O Correio obteve acesso ao laudo médico do Instituto de Medicina Legal (IML), que descreve os ferimentos de Patrick. O jovem foi encontrado com a cabeça e a boca sangrando e ferimentos nos dois braços e no cotovelo. Ao ser preso, ele foi conduzido à 5ª Delegacia de Polícia (Área Central), onde de lá o delegado recomendou que o rapaz fosse levado primeiro ao hospital antes do registro de ocorrência.

Segundo o corretor, no momento em que ele urinou no lago pela primeira vez, os funcionários o chamaram a atenção. O jovem, no entanto, voltou ao local e urinou pela segunda vez, momento em que, de acordo com ele, foi puxado para dentro do estabelecimento e agredido com barra de ferro. “Quando fui acordado pelos policiais, senti minha cabeça sangrando e latejando. Estava todo ralado. O que não entendi e que não entra na minha cabeça é o porquê não chamaram os bombeiros, já que eu estava naquele estado. Há muitas coisas que não foram esclarecidas e essa é uma delas.”

O advogado de Patrick, Suenilson de Sá, afirmou que provará a inocência do rapaz quanto às acusações, principalmente no que tange à injúria racial. “Vamos buscar a responsabilização daqueles que causaram as fortes lesões que ele sofreu e queríamos que a PMDF respondesse o porquê ele não foi socorrido primeiro, ao invés de ser levado à delegacia. Porque quem determinou que ele fosse levado ao hospital foi a Polícia Civil”, pontuou.

Patrick conta que está fazendo tratamento psicológico e, no momento, está sem ir ao serviço. Funcionário de uma corretora de imóveis, o jovem relata medo em voltar ao trabalho, mas diz que tem ganhado apoio de amigos, conhecidos e familiares. “Via minha filha todos os dias. Mas agora, desde que tudo aconteceu, estou com medo de sair com ela para um parque que seja. Tenho medo de ser agredido e colocar minha filha em perigo. Minha vida está um caos. Antes, meu celular não parava com tanta mensagem de clientes vindos de indicação.

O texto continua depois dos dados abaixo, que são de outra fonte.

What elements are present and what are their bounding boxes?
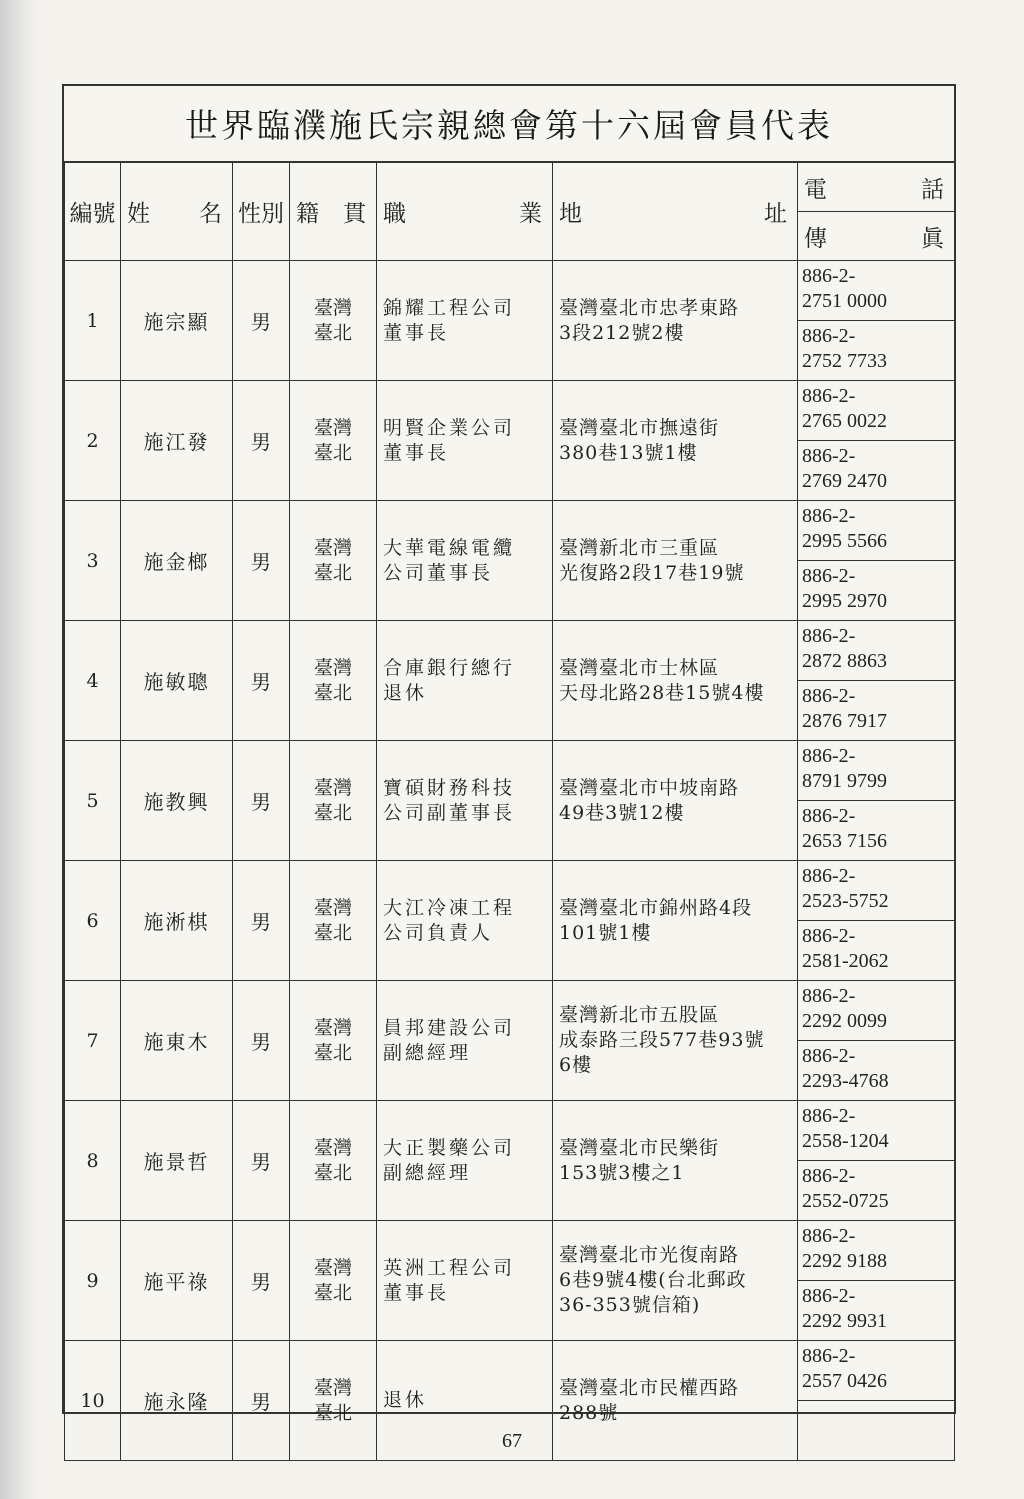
address-line: 臺灣臺北市光復南路: [559, 1244, 740, 1266]
member-origin: [290, 1101, 377, 1221]
phone-line: 2995 5566: [802, 530, 887, 552]
member-sex: 男: [233, 1101, 290, 1221]
member-sex: 男: [233, 621, 290, 741]
member-number: 1: [65, 261, 121, 381]
phone-line: 2292 0099: [802, 1010, 887, 1032]
fax-line: 2292 9931: [802, 1310, 887, 1332]
phone-line: 2765 0022: [802, 410, 887, 432]
member-name: 施東木: [121, 981, 233, 1101]
phone-line: 886-2-: [802, 1105, 856, 1127]
fax-line: 886-2-: [802, 1285, 856, 1307]
member-rows: [65, 261, 955, 1461]
origin-line: 臺北: [313, 1401, 352, 1424]
origin-line: 臺北: [313, 1041, 352, 1064]
fax-line: 2752 7733: [802, 350, 887, 372]
address-line: 臺灣新北市五股區: [559, 1004, 720, 1026]
occupation-line: 大正製藥公司: [383, 1136, 516, 1159]
origin-line: 臺灣: [313, 896, 352, 919]
address-line: 臺灣臺北市錦州路4段: [559, 896, 753, 919]
header-sex: 性別: [233, 163, 290, 261]
member-fax: [798, 1281, 955, 1341]
address-line: 153號3樓之1: [559, 1161, 685, 1184]
header-fax: 傳 眞: [798, 212, 955, 261]
fax-line: 2876 7917: [802, 710, 887, 732]
origin-line: 臺北: [313, 921, 352, 944]
page-binding-shadow: [0, 0, 40, 1499]
member-fax: [798, 801, 955, 861]
fax-line: 886-2-: [802, 805, 856, 827]
occupation-line: 英洲工程公司: [383, 1256, 516, 1279]
member-sex: 男: [233, 981, 290, 1101]
occupation-line: 明賢企業公司: [383, 416, 516, 439]
member-address: [553, 1221, 798, 1341]
address-line: 49巷3號12樓: [559, 801, 685, 824]
member-phone: [798, 741, 955, 801]
member-number: 6: [65, 861, 121, 981]
header-occupation: 職 業: [377, 163, 553, 261]
occupation-line: 副總經理: [383, 1161, 472, 1184]
member-number: 8: [65, 1101, 121, 1221]
table-row: [65, 1341, 955, 1401]
origin-line: 臺北: [313, 561, 352, 584]
header-phone: 電 話: [798, 163, 955, 212]
member-occupation: [377, 501, 553, 621]
member-number: 10: [65, 1341, 121, 1461]
origin-line: 臺北: [313, 1161, 352, 1184]
member-occupation: [377, 741, 553, 861]
phone-line: 2523-5752: [802, 890, 889, 912]
phone-line: 886-2-: [802, 985, 856, 1007]
phone-line: 886-2-: [802, 1345, 856, 1367]
table-row: [65, 1101, 955, 1161]
phone-line: 2751 0000: [802, 290, 887, 312]
address-line: 6巷9號4樓(台北郵政: [559, 1269, 747, 1291]
member-fax: [798, 321, 955, 381]
occupation-line: 員邦建設公司: [383, 1016, 516, 1039]
origin-line: 臺灣: [313, 1376, 352, 1399]
member-address: [553, 261, 798, 381]
phone-line: 2558-1204: [802, 1130, 889, 1152]
member-phone: [798, 1101, 955, 1161]
phone-line: 2292 9188: [802, 1250, 887, 1272]
member-name: 施永隆: [121, 1341, 233, 1461]
member-occupation: [377, 1101, 553, 1221]
occupation-line: 退休: [383, 681, 428, 704]
member-name: 施景哲: [121, 1101, 233, 1221]
member-sex: 男: [233, 861, 290, 981]
member-occupation: [377, 981, 553, 1101]
member-number: 4: [65, 621, 121, 741]
phone-line: 886-2-: [802, 385, 856, 407]
member-phone: [798, 861, 955, 921]
member-phone: [798, 981, 955, 1041]
member-origin: [290, 621, 377, 741]
member-origin: [290, 981, 377, 1101]
member-number: 5: [65, 741, 121, 861]
origin-line: 臺灣: [313, 776, 352, 799]
phone-line: 2872 8863: [802, 650, 887, 672]
occupation-line: 大江冷凍工程: [383, 896, 516, 919]
address-line: 6樓: [559, 1054, 593, 1076]
origin-line: 臺北: [313, 801, 352, 824]
table-row: [65, 501, 955, 561]
member-fax: [798, 561, 955, 621]
header-name: 姓 名: [121, 163, 233, 261]
member-name: 施教興: [121, 741, 233, 861]
member-occupation: [377, 861, 553, 981]
member-number: 3: [65, 501, 121, 621]
origin-line: 臺灣: [313, 296, 352, 319]
member-occupation: [377, 621, 553, 741]
member-phone: [798, 621, 955, 681]
member-name: 施平祿: [121, 1221, 233, 1341]
address-line: 天母北路28巷15號4樓: [559, 681, 765, 704]
origin-line: 臺灣: [313, 416, 352, 439]
phone-line: 886-2-: [802, 1225, 856, 1247]
member-address: [553, 621, 798, 741]
member-fax: [798, 921, 955, 981]
member-number: 2: [65, 381, 121, 501]
member-sex: 男: [233, 261, 290, 381]
member-fax: [798, 1041, 955, 1101]
page-number: 67: [502, 1430, 522, 1452]
table-row: [65, 621, 955, 681]
occupation-line: 錦耀工程公司: [383, 296, 516, 319]
occupation-line: 董事長: [383, 441, 450, 464]
origin-line: 臺灣: [313, 656, 352, 679]
occupation-line: 合庫銀行總行: [383, 656, 516, 679]
occupation-line: 董事長: [383, 321, 450, 344]
member-origin: [290, 741, 377, 861]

Agora, parou. Só quero minha vida de volta”, finalizou.

Ao Correio, os pais de Patrick também negaram as acusações contra o filho. “Nós somos ativistas. Minha esposa é indígena e nosso filho cresceu ao nosso lado. Todos nós lutamos contra o racismo. Por qual motivo ele iria cometer uma atrocidade dessa?”, questionou o pai.